There is a good chance that DUNE will observe a galactic supernova during its lifetime. A second chance, however, is pretty unlikely. The collaboration’s Supernova and Low-Energy Working Group is working to make sure that the far detector is ready for this once-in-a-lifetime opportunity.
A core-collapse supernova is an extremely physics-rich environment and numerous processes imprint themselves on the neutrino signal. Which signatures are the most robust and valuable is not obvious a priori, and much careful study is required.
To identify key signatures and help determine requirements for supernova neutrino burst (SNB) physics in DUNE, the group convened a focused meeting last November at SLAC. With partial support from UC Davis, the meeting brought together numerical astrophysicists, neutrino theorists, nuclear physicists and DUNE collaboration members working on SNB neutrino detection.
The attendees discussed the status of simulations, the importance of measuring all stages of the explosion, the progenitor dependence of the signal, the impact of the nuclear equation of state, the modeling of neutrino flavor oscillations, the effects of sterile neutrinos and the possibilities for new physics.
Neutrino interactions in the detector, including the roles of de-excitation gamma and ejected nucleons, generated a lot of interest. These discussions revealed that the DAQ must be designed to keep all of the energy deposition from the events, and this information must be stored for the entire duration of the burst, which is thought to be over 10 seconds. Keeping only the energy deposited by final-state electrons would result in a systematic distortion to the high-energy part of the spectrum, which could be confused with the signatures of collective oscillations, and lead to mis-measurement of the total energy release in the collapse. Good energy resolution and millisecond timing are also required.
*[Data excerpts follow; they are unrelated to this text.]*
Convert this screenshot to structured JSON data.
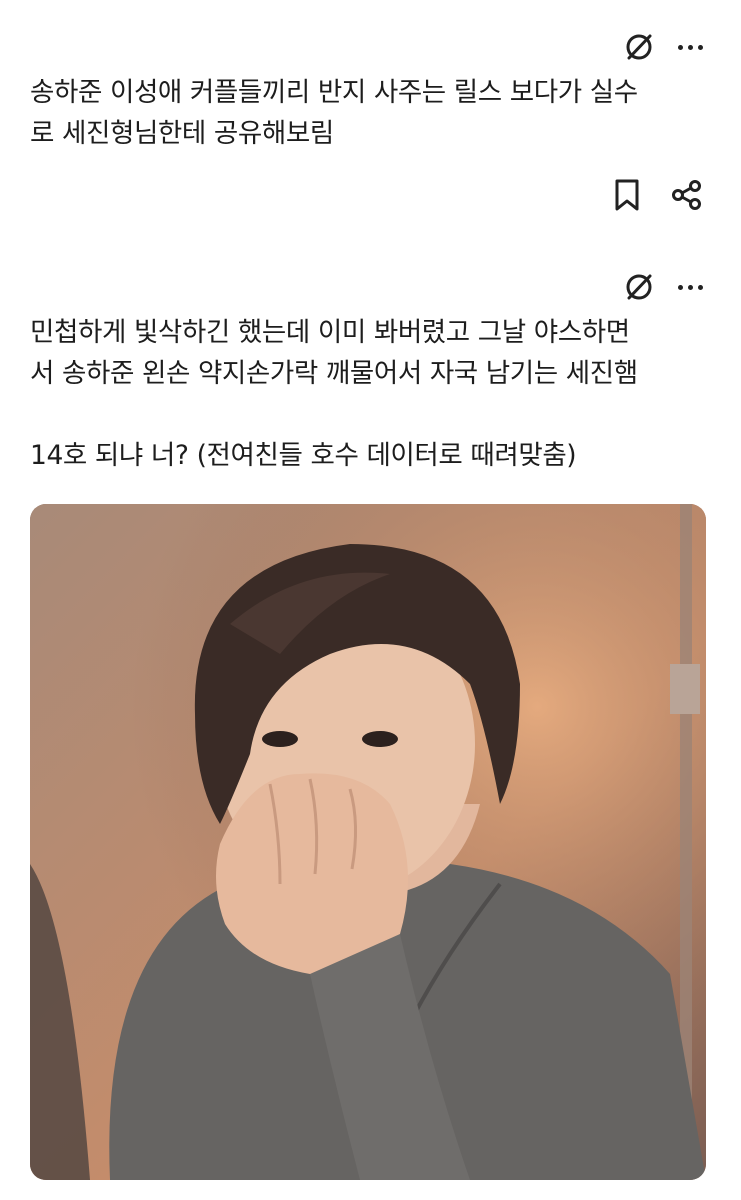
{
  "post1": {
    "text": "송하준 이성애 커플들끼리 반지 사주는 릴스 보다가  실수\n로 세진형님한테 공유해보림",
    "icons": {
      "translate": "no-translate-icon",
      "more": "more-dots-icon",
      "bookmark": "bookmark-icon",
      "share": "share-icon"
    }
  },
  "post2": {
    "text": "민첩하게 빛삭하긴 했는데 이미 봐버렸고  그날 야스하면\n서 송하준 왼손 약지손가락 깨물어서 자국 남기는 세진햄\n\n14호 되냐 너?  (전여친들 호수 데이터로 때려맞춤)",
    "icons": {
      "translate": "no-translate-icon",
      "more": "more-dots-icon"
    },
    "image": {
      "subject": "photo"
    }
  },
  "colors": {
    "text": "#1d1d1d",
    "icon": "#222222",
    "background": "#ffffff"
  }
}
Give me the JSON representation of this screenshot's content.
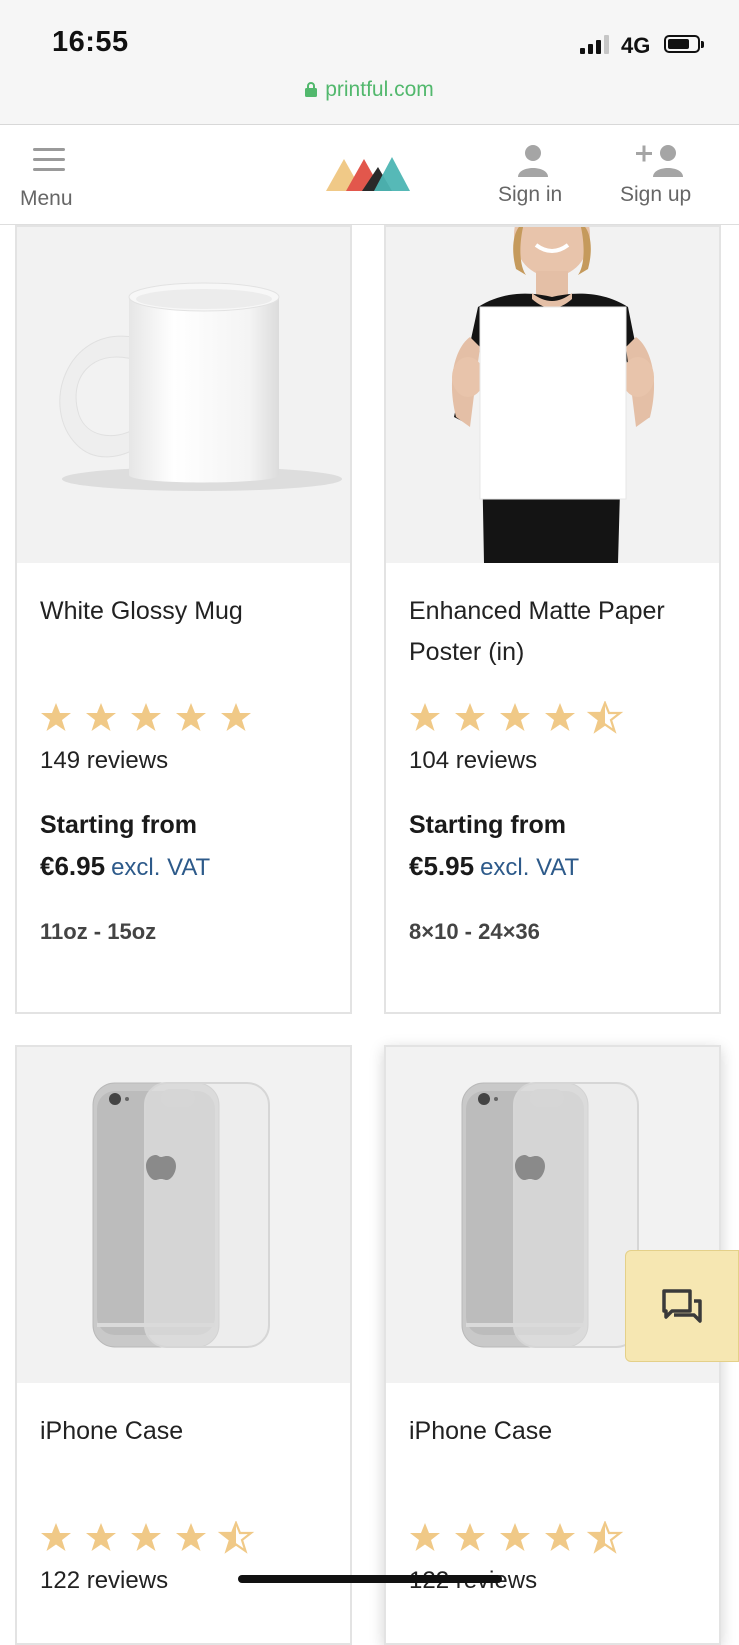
{
  "status_bar": {
    "time": "16:55",
    "network": "4G"
  },
  "browser": {
    "url": "printful.com"
  },
  "nav": {
    "menu_label": "Menu",
    "sign_in_label": "Sign in",
    "sign_up_label": "Sign up"
  },
  "products": [
    {
      "name": "White Glossy Mug",
      "rating": 5,
      "reviews": "149 reviews",
      "starting_label": "Starting from",
      "price": "€6.95",
      "vat": "excl. VAT",
      "sizes": "11oz - 15oz"
    },
    {
      "name": "Enhanced Matte Paper Poster (in)",
      "rating": 4.5,
      "reviews": "104 reviews",
      "starting_label": "Starting from",
      "price": "€5.95",
      "vat": "excl. VAT",
      "sizes": "8×10 - 24×36"
    },
    {
      "name": "iPhone Case",
      "rating": 4.5,
      "reviews": "122 reviews"
    },
    {
      "name": "iPhone Case",
      "rating": 4.5,
      "reviews": "122 reviews"
    }
  ],
  "colors": {
    "star": "#f0c987",
    "accent_green": "#52b86d",
    "vat_blue": "#2d5a8a",
    "chat_bg": "#f6e7b2"
  },
  "icons": {
    "menu": "hamburger-icon",
    "sign_in": "user-icon",
    "sign_up": "user-plus-icon",
    "chat": "chat-bubbles-icon",
    "lock": "lock-icon"
  }
}
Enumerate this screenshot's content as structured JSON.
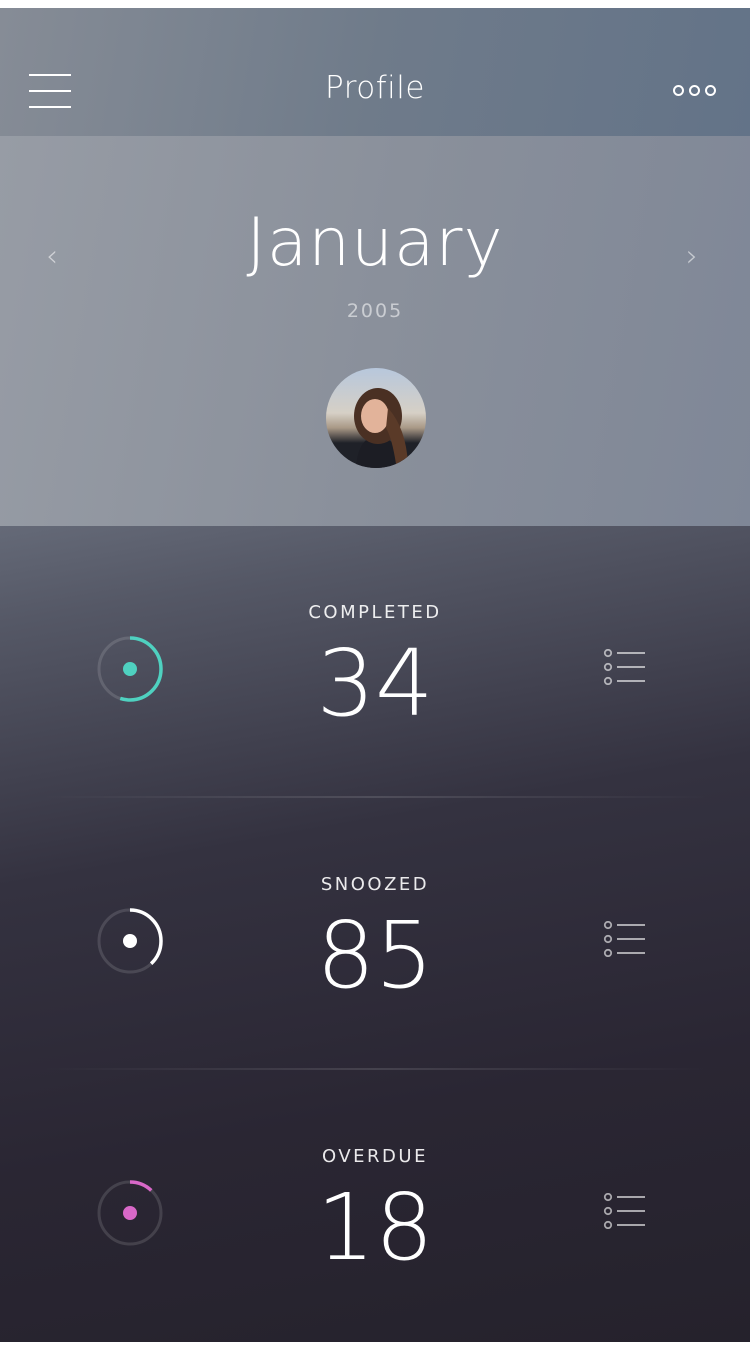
{
  "header": {
    "title": "Profile",
    "menu_icon": "hamburger-icon",
    "more_icon": "more-dots-icon"
  },
  "hero": {
    "month": "January",
    "year": "2005",
    "prev_icon": "chevron-left-icon",
    "next_icon": "chevron-right-icon",
    "prev_glyph": "‹",
    "next_glyph": "›"
  },
  "stats": [
    {
      "label": "COMPLETED",
      "value": "34",
      "progress": 0.55,
      "color": "#4fd1c0"
    },
    {
      "label": "SNOOZED",
      "value": "85",
      "progress": 0.38,
      "color": "#ffffff"
    },
    {
      "label": "OVERDUE",
      "value": "18",
      "progress": 0.12,
      "color": "#d868c8"
    }
  ]
}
A community-organized workshop at Virginia Tech in March brought together SNB-focused scientists from DUNE and other experiments. The scientists compared the physics in different simulations and emphasized the importance of carrying out the modeling in 3D, with state-of-the-art Boltzmann neutrino transport and general-relativistic treatment of gravity.
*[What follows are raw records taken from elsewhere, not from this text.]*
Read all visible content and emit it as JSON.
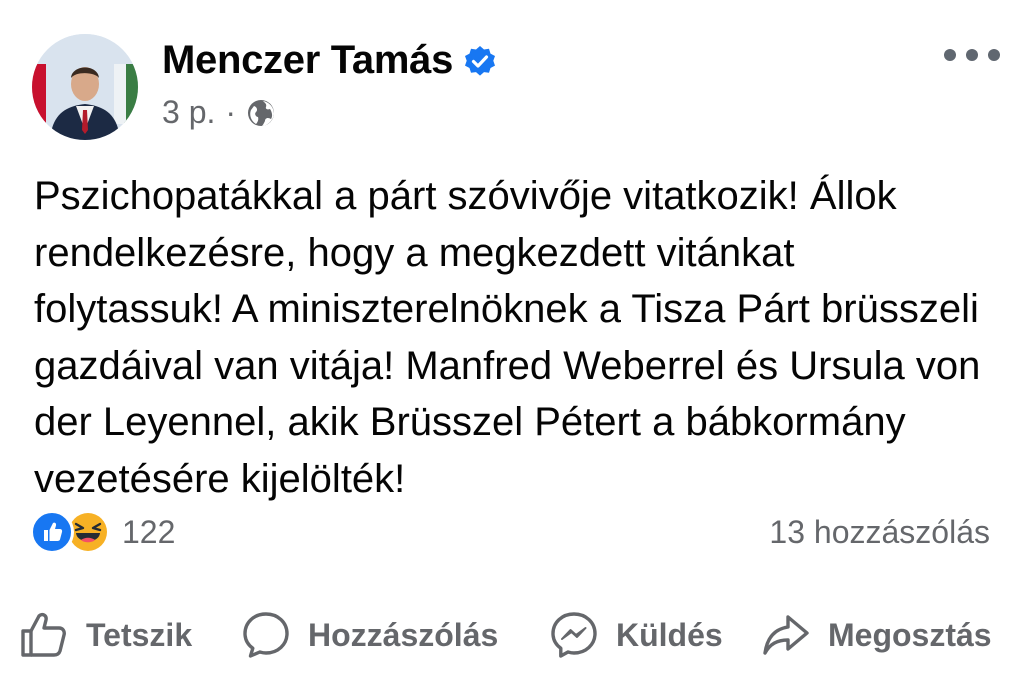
{
  "post": {
    "author": "Menczer Tamás",
    "verified": true,
    "time": "3 p.",
    "separator": "·",
    "audience_icon": "globe-icon",
    "text": "Pszichopatákkal a párt szóvivője vitatkozik! Állok rendelkezésre, hogy a megkezdett vitánkat folytassuk! A miniszterelnöknek a Tisza Párt brüsszeli gazdáival van vitája! Manfred Weberrel és Ursula von der Leyennel, akik Brüsszel Pétert a bábkormány vezetésére kijelölték!",
    "reactions": {
      "icons": [
        "like-reaction-icon",
        "haha-reaction-icon"
      ],
      "count": "122"
    },
    "comments_count": "13 hozzászólás"
  },
  "actions": [
    {
      "label": "Tetszik",
      "icon": "thumbs-up-icon"
    },
    {
      "label": "Hozzászólás",
      "icon": "comment-bubble-icon"
    },
    {
      "label": "Küldés",
      "icon": "messenger-icon"
    },
    {
      "label": "Megosztás",
      "icon": "share-arrow-icon"
    }
  ],
  "colors": {
    "text": "#050505",
    "secondary": "#65676b",
    "brand_blue": "#1877f2",
    "haha_yellow": "#f7b125"
  }
}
The participants noted that the present-day modeling of the cross sections is inadequate and that detailed experimental measurements of the cross sections at supernova energies would greatly help to reliably model the signal. Understanding the background rate would especially help to measure the late-time cooling curve. This multi-experiment workshop also explored synergies between Water-Cherenkov and Liquid Argon detectors.
A further workshop will be held in August at the Institute for Nuclear Theory in Seattle, Washington, at which the DUNE collaboration will be able to present the latest simulation results, drawing on the inputs from the earlier workshops, and solicit further physics ideas from the community.